As I rounded the first corner, I felt like I was in another country, shooting my own episode of an American travel eating show without the knowing assistance of a native guide. But I’d been here before, and as I made the second half of the loop, I came upon Nhu Lan, so small, I almost passed it by. I once owned a home with a closet as big as this place, but I’d long since learned not to allow looks to deceive me. The best food is often found in the least auspicious places, and after a while, you almost come to expect it whenever you see one.
The menu was simple - a white slab of plastic hanging on the wall, the left side in Vietnamese, the right side in English. Five menu items were spelled out in plain black lettering, and I zeroed in immediately on #1, the banh mi thit nguoi. I ordered two, and one of the meatball, which I had also read was good, and sat down to wait. Two young boys made their way back and forth from behind the counter, eyeing me with curiosity and amusement as they went. I was there for ten minutes, but the entire time, there were customers. All were Vietnamese, none were speaking English. In my experience, whenever this happens, it means that the place you’re eating is authentic, and probably very good.
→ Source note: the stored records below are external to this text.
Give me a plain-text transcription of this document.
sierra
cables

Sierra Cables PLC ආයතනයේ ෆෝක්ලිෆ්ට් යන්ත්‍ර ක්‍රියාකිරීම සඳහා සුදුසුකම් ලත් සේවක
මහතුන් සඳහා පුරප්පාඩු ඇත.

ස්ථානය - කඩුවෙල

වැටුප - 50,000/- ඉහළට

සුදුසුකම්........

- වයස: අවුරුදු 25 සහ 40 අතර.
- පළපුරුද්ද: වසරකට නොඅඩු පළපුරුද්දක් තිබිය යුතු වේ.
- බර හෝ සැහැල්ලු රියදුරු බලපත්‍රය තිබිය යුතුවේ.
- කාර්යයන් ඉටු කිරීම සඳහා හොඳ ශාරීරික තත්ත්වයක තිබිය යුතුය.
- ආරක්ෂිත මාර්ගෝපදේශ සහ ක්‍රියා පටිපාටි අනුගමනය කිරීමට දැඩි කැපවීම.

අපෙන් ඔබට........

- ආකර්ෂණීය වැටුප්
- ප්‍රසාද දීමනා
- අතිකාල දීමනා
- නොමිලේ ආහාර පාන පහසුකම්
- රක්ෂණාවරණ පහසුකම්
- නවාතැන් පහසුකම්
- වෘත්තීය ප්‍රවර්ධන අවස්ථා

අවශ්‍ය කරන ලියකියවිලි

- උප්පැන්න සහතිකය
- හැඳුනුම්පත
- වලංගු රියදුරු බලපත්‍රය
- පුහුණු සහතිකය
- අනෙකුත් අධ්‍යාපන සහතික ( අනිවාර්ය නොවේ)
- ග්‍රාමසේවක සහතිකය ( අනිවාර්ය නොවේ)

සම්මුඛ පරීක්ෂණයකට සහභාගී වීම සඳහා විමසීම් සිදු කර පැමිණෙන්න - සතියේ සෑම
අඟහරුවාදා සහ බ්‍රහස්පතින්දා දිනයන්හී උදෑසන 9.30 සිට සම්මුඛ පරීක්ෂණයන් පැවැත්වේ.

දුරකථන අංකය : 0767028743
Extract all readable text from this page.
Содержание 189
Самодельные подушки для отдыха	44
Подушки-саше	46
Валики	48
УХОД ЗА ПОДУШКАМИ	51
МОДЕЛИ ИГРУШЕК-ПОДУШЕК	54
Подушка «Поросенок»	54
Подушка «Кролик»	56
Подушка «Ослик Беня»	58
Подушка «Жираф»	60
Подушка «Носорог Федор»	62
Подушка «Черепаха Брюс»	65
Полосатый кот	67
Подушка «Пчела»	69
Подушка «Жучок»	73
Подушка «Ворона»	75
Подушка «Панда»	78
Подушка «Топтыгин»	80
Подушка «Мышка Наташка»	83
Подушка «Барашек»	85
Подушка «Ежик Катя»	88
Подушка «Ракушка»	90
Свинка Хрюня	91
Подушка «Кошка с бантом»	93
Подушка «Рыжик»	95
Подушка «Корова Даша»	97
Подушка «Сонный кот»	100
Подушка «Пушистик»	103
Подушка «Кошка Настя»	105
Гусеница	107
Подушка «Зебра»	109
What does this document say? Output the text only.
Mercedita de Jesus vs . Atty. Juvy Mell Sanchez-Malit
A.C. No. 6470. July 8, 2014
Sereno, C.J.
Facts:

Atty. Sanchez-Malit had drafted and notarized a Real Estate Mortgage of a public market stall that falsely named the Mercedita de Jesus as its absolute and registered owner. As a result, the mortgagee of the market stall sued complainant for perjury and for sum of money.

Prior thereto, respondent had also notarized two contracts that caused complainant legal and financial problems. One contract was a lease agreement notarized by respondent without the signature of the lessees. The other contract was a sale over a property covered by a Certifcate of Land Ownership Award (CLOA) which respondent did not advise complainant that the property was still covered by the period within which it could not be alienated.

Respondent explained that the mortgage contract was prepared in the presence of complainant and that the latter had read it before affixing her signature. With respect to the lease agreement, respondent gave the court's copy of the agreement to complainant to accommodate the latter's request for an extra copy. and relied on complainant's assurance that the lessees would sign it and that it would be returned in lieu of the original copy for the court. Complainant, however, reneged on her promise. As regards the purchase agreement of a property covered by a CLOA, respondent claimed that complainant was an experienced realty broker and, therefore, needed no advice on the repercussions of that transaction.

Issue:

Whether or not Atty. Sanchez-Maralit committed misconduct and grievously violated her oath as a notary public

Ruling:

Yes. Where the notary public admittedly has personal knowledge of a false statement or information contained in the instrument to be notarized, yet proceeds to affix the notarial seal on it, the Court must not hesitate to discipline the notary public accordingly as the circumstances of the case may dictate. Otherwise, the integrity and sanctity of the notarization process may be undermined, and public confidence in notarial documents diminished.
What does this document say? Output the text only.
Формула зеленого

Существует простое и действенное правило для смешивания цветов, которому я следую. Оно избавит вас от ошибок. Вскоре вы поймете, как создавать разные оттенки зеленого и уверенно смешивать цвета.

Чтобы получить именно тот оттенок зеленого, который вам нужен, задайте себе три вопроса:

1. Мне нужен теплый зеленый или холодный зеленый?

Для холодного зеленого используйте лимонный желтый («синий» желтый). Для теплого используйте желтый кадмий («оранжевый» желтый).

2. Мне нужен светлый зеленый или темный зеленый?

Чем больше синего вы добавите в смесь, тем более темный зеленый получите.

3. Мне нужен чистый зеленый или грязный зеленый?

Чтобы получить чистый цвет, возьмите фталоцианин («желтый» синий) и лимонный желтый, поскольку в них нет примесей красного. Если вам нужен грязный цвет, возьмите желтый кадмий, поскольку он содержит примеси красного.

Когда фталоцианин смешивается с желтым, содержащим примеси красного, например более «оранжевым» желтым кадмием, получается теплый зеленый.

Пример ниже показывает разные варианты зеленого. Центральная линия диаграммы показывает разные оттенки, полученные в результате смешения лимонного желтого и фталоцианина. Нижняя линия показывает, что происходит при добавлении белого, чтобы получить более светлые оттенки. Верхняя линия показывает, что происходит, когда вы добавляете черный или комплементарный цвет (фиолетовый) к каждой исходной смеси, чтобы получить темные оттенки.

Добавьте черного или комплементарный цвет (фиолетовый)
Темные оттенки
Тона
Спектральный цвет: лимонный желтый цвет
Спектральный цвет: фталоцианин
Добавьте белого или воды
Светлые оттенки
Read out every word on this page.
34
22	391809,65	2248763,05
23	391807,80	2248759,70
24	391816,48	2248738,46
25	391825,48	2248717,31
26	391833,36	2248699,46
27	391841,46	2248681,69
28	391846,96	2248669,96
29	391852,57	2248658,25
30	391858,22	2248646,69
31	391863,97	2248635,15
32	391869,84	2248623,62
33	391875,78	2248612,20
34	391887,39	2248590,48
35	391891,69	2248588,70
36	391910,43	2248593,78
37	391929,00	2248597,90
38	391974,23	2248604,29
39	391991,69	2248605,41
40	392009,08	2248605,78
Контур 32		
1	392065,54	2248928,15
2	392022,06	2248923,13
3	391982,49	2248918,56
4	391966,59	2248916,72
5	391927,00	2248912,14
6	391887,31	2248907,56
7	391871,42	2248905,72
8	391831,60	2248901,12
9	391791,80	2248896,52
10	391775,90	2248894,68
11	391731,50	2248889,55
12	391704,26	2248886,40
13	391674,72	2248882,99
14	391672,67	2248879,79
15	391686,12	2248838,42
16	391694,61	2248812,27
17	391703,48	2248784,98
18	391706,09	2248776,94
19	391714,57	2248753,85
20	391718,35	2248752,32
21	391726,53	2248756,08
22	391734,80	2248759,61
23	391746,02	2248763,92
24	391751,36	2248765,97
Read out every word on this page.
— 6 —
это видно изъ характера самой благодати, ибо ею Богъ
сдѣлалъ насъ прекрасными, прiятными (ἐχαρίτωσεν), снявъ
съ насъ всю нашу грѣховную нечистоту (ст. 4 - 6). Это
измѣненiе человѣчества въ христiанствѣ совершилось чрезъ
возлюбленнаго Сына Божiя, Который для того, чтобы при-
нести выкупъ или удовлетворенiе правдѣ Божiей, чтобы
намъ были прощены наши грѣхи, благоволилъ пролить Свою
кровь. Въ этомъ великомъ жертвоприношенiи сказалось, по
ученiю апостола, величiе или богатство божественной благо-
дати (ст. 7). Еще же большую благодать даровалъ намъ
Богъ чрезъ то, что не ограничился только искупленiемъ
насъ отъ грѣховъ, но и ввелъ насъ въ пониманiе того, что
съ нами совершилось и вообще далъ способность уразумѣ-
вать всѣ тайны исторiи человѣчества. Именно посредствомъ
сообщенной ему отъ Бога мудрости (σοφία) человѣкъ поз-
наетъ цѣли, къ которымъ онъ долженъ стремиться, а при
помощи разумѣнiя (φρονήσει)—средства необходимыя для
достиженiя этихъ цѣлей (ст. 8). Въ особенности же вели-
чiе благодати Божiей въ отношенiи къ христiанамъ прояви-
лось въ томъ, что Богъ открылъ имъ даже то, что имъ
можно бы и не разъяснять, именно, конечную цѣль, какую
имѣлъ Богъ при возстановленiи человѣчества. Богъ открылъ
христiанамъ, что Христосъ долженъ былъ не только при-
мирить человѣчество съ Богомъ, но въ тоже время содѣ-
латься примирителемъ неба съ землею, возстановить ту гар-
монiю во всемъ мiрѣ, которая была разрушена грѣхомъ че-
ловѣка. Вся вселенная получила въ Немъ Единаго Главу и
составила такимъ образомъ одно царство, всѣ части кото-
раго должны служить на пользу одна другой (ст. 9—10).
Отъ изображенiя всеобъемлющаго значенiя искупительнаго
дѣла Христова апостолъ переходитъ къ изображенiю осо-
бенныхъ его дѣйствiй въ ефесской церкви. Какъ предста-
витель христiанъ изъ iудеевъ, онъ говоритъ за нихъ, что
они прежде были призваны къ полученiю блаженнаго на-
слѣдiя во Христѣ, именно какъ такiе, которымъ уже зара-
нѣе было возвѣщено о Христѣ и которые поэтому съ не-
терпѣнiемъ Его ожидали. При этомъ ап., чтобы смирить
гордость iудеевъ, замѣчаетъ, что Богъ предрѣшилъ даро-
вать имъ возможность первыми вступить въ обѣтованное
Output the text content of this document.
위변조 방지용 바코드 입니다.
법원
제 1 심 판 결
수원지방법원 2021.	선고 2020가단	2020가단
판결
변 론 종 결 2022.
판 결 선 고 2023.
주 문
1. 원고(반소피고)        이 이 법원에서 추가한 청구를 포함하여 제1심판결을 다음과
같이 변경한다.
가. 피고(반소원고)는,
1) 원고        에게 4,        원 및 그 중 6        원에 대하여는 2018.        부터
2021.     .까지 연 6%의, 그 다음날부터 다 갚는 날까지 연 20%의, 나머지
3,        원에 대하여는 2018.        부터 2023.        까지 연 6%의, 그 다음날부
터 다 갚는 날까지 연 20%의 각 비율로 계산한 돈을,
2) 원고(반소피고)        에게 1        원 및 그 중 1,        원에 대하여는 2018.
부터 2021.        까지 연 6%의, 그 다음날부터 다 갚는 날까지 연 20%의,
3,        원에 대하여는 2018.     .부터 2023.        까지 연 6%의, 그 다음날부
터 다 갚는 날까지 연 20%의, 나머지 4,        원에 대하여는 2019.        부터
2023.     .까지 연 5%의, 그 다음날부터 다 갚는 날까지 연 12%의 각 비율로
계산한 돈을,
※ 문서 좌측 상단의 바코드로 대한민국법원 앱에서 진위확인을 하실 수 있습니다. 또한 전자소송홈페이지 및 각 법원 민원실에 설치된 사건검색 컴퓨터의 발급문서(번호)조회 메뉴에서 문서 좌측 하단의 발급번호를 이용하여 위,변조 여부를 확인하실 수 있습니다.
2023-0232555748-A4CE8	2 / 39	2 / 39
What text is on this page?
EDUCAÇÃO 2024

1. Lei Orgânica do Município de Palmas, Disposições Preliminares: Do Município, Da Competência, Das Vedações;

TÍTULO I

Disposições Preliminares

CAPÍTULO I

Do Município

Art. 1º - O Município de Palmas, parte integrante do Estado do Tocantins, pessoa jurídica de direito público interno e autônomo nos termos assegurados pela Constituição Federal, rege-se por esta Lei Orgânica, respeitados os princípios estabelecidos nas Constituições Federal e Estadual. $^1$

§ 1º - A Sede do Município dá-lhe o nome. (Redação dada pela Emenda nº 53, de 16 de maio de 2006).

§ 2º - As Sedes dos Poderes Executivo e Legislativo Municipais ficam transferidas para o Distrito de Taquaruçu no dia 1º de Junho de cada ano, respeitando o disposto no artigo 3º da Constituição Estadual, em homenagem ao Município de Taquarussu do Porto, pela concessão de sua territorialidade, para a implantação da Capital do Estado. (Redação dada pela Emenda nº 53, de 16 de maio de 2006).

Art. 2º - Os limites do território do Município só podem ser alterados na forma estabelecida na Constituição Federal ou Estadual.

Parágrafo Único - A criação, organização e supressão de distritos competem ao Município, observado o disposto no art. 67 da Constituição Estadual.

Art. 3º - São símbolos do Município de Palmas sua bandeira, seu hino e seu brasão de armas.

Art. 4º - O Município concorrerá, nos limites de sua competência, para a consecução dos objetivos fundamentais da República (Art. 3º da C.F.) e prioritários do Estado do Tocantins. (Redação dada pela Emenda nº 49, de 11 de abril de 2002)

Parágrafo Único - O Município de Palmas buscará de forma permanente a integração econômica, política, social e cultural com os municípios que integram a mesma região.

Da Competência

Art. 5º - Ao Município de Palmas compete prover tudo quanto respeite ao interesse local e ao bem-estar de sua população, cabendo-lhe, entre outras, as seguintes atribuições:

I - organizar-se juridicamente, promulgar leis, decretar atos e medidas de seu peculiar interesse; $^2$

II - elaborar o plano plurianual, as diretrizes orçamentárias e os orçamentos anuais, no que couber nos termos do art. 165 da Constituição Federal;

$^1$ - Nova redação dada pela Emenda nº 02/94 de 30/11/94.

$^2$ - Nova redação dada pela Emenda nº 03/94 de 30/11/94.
I grabbed my bag of banh mi and paid with cash (these kinds of places never accept credit) and headed to the car. My curiosity overcame me, and I tore into the wrapper. The sandwich was, as the reviewer above indicated, ensconsed in crispy-soft toasted baguette. As with all southeast Asian cooking, I was immediately hit by the contrasting flavors - sweet and savory, spicy and and sour, each taste playing a note in a complicated harmony. I’ve never eaten headcheese before, but I’ve had my share of tripe, organs, pig ears and chicken feet, and there was nothing remotely unpleasant about it. The cilantro stood out in certain bites, as did the pickled radish and carrot, which balanced against the richer flavors of pate and pork aspic. I drove out of the plaza taking copious bites, relishing both texture and taste as I navigated seven corners on my way home.
Covered in crumbs, I arrived later than expected, but when I told my wife I had a treat for her and handed her a sandwich, wrapped in white butcher paper with the word “combo” hand-written on it in black marker, she didn’t seem to mind.
After her first bite, she simply said, “The flavors!” After the next few bites, she just kept repeating the same thing.
“Phenomenal.”
The best things in life may not be free, but sometimes, they’re pretty darn cheap.